Docker Compose Code:

version: '3'
services:
  traefik:
    image: traefik:v2.4
    restart: always
    command:
      - "--api.insecure=true"
      - "--providers.docker=true"
      - "--entrypoints.web.address=:80"
      - "--entrypoints.websecure.address=:443"
    ports:
      - "80:80"
      - "443:443"
      - "8080:8080"
    volumes:
      - /var/run/docker.sock:/var/run/docker.sock
      - ./traefik/traefik.yml:/etc/traefik/traefik.yml

Learn more about Traefik here: Traefik Labs.

Envoy by Lyft

Envoy is a reverse proxy solution that was originally developed by Lyft and it is now part of the Cloud Native Computing Foundation (CNCF). It is built with distributed communication systems in mind. It can be used as a sidecar proxy that can be used in things like service meshes.
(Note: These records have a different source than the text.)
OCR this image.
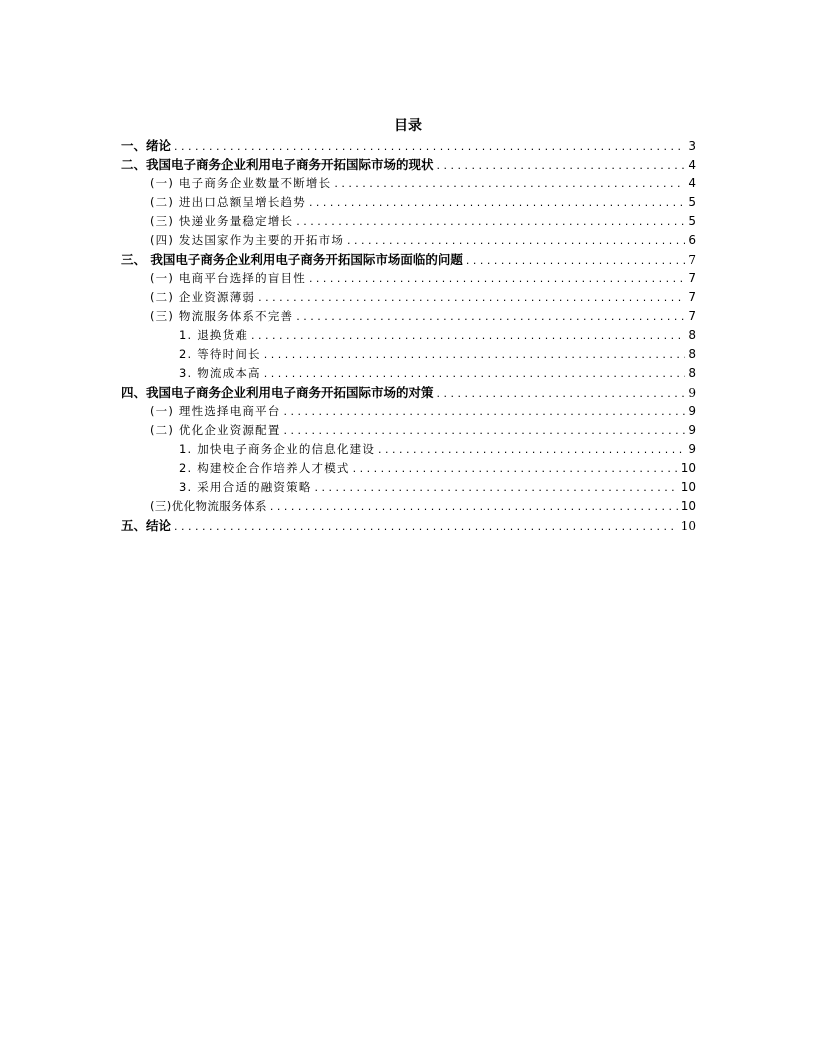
目录
一、绪论 . . .	3
二、我国电子商务企业利用电子商务开拓国际市场的现状 . . .	4
(一) 电子商务企业数量不断增长 . . .	4
(二) 进出口总额呈增长趋势 . . .	5
(三) 快递业务量稳定增长 . . .	5
(四) 发达国家作为主要的开拓市场 . . .	6
三、 我国电子商务企业利用电子商务开拓国际市场面临的问题 . . .	7
(一) 电商平台选择的盲目性 . . .	7
(二) 企业资源薄弱 . . .	7
(三) 物流服务体系不完善 . . .	7
1. 退换货难 . . .	8
2. 等待时间长 . . .	8
3. 物流成本高 . . .	8
四、我国电子商务企业利用电子商务开拓国际市场的对策 . . .	9
(一) 理性选择电商平台 . . .	9
(二) 优化企业资源配置 . . .	9
1. 加快电子商务企业的信息化建设 . . .	9
2. 构建校企合作培养人才模式 . . .	10
3. 采用合适的融资策略 . . .	10
(三)优化物流服务体系 . . .	10
五、结论 . . .	10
Also, it can simply be used as a standalone proxy solution.

Envoy proxy

Note the following example Docker compose code below:

version: '3.8'

services:
  envoy:
    image: envoyproxy/envoy:v1.26.0 
    container_name: envoy
    ports:
      - "9901:9901" # Admin interface
      - "10000:10000" # Example listener port
    volumes:
      - ./envoy.yaml:/etc/envoy/envoy.yaml:ro 
    command: ["-c", "/etc/envoy/envoy.yaml"] 
    networks:
      - envoy-net
    restart: unless-stopped

networks:
  envoy-net:
    driver: bridge

Below is an example of the envoy.yaml configuration file:

static_resources:
  listeners:
  - name: listener_0
    address:
      socket_address:
        address: 0.0.0.0
        port_value: 10000
    filter_chains:
    - filters:
      - name: envoy.filters.network.http_connection_manager
        config:
          codec_type: AUTO
          stat_prefix: ingress_http
          route_config:
            name: local_route
            virtual_hosts:
            - name: local_service
              domains: ["*"]
              routes:
              - match:
                  prefix: "/"
                route:
                  cluster: service_backend
          http_filters:
          - name: envoy.filters.http.router
  clusters:
  - name: service_backend
    connect_timeout: 0.25s
    type: STATIC
    lb_policy: ROUND_ROBIN
    load_assignment:
      cluster_name: service_backend
      endpoints:
      - lb_endpoints:
        - endpoint:
            address:
              socket_address:
                address: 127.0.0.1
                port_value: 8080
admin:
  access_log_path: /dev/stdout
  address:
    socket_address:
      address: 0.0.0.0
      port_value: 9901

Learn more about Envoy here: Envoy proxy.

Wrapping up

Hopefully this list of what I think are some of the best DevOps containers in 2025 will help you discover some solutions that you may not have used before. All of these solutions are a great way to start learning DevOps practices and workflows and it will take your home lab or production environments to the next level.